César n'a point d'asile où son ombre repose,
Et l'ami Pompignan croit être quelque chose!211-a

Je répète souvent ces vers, surtout lorsque des bouches ou des plumes éloquentes distillent un encens élaboré et subtil qui entête et bouleverse une pauvre cervelle dépourvue de philosophie. Si les prêtres crient incessamment de leurs chaires : Point de raison! point de raison!211-b je voudrais qu'on dît tous les jours aux princes : Point d'orgueil! point d'orgueil! souviens-toi que ta première habitation a été entre l'intestinum rectum et la vessie.211-c Je conviens que si les Quélus, les Maugiron, les Luynes,211-d le vieux duc de Richelieu, en un mot, les courtisans de vos rois, avaient tenu des propos semblables à leurs maîtres, la fortune de ces favoris en eût été moins brillante; mais peut-être Henri III aurait moins persécuté les hérétiques, Louis XIII aurait plus ménagé le sang de ses sujets, il se pourrait que Gênes n'eût pas été bombardée sous Louis XIV, que la chambre de réunion n'eût pas été érigée, et que les Hollandais fussent demeurés en paix l'année 1672; et ç'aurait été un gain pour la pauvre humanité. C'est aux grands philosophes comme vous à prononcer sur des réflexions ébauchées par un pauvre Tudesque; en attendant, ma monade salue la vôtre, et la prie, toutes les fois qu'elle voudra penser à cet être qui végète au bord de la Sprée, de se servir du tube de l'abbé de Beaumont, et de ne voir à travers que le beau fantôme que ledit abbé a créé. Sur ce, etc.
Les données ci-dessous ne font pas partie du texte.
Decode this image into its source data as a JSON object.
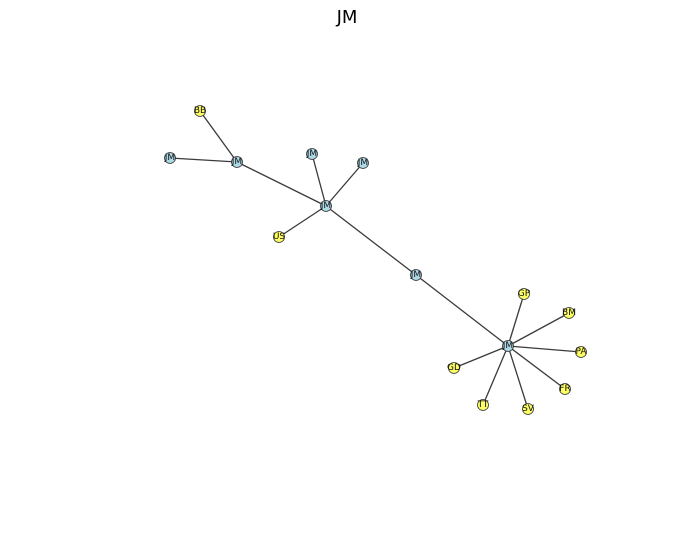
{
  "title": "JM",
  "colors": {
    "jm_node": "#add8e6",
    "country_node": "#ffff66",
    "edge": "#3a3a3a"
  },
  "nodes": [
    {
      "id": "n_bb",
      "label": "BB",
      "type": "country"
    },
    {
      "id": "n_jm1",
      "label": "JM",
      "type": "jm"
    },
    {
      "id": "n_jm2",
      "label": "JM",
      "type": "jm"
    },
    {
      "id": "n_jm3",
      "label": "JM",
      "type": "jm"
    },
    {
      "id": "n_jm4",
      "label": "JM",
      "type": "jm"
    },
    {
      "id": "n_hub1",
      "label": "JM",
      "type": "jm"
    },
    {
      "id": "n_us",
      "label": "US",
      "type": "country"
    },
    {
      "id": "n_mid",
      "label": "JM",
      "type": "jm"
    },
    {
      "id": "n_hub2",
      "label": "JM",
      "type": "jm"
    },
    {
      "id": "n_gp",
      "label": "GP",
      "type": "country"
    },
    {
      "id": "n_bm",
      "label": "BM",
      "type": "country"
    },
    {
      "id": "n_pa",
      "label": "PA",
      "type": "country"
    },
    {
      "id": "n_fr",
      "label": "FR",
      "type": "country"
    },
    {
      "id": "n_sv",
      "label": "SV",
      "type": "country"
    },
    {
      "id": "n_tt",
      "label": "TT",
      "type": "country"
    },
    {
      "id": "n_gd",
      "label": "GD",
      "type": "country"
    }
  ],
  "edges": [
    [
      "n_bb",
      "n_jm2"
    ],
    [
      "n_jm1",
      "n_jm2"
    ],
    [
      "n_jm2",
      "n_hub1"
    ],
    [
      "n_jm3",
      "n_hub1"
    ],
    [
      "n_jm4",
      "n_hub1"
    ],
    [
      "n_us",
      "n_hub1"
    ],
    [
      "n_hub1",
      "n_mid"
    ],
    [
      "n_mid",
      "n_hub2"
    ],
    [
      "n_hub2",
      "n_gp"
    ],
    [
      "n_hub2",
      "n_bm"
    ],
    [
      "n_hub2",
      "n_pa"
    ],
    [
      "n_hub2",
      "n_fr"
    ],
    [
      "n_hub2",
      "n_sv"
    ],
    [
      "n_hub2",
      "n_tt"
    ],
    [
      "n_hub2",
      "n_gd"
    ]
  ]
}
210-a Voyez ci-dessus, p. 130 et 172.

210-b Elie de Beaumont, le défenseur de Jean Calas. Voyez t. XXIII, p. 142.

210-c Le Roi veut dire Boismont (Nicolas Thyrel de), auteur de l'oraison funèbre de l'impératrice Marie-Thérèse, et mentionné ci-dessus, p. 206.

210-d Réminiscence de Boileau. Voyez t. XVIII, p. 269, et t. XXIII, p. 303 et 418.

211-a La Vanité, satire de Voltaire, juin 1760. Voyez ses Œuvres, édit. Beuchot, t. XIV, p. 172.

211-b Voyez t. XIX, p. 17 et 357.

211-c Réminiscence d'un passage de l'Homme aux quarante écus, par Voltaire, chap. VII; Œuvres, édit. Beuchot, t. XXXIV, p. 49 et 50.

211-d Quélus et Maugiron étaient les mignons de Henri III; Luynes était le favori de Louis XIII.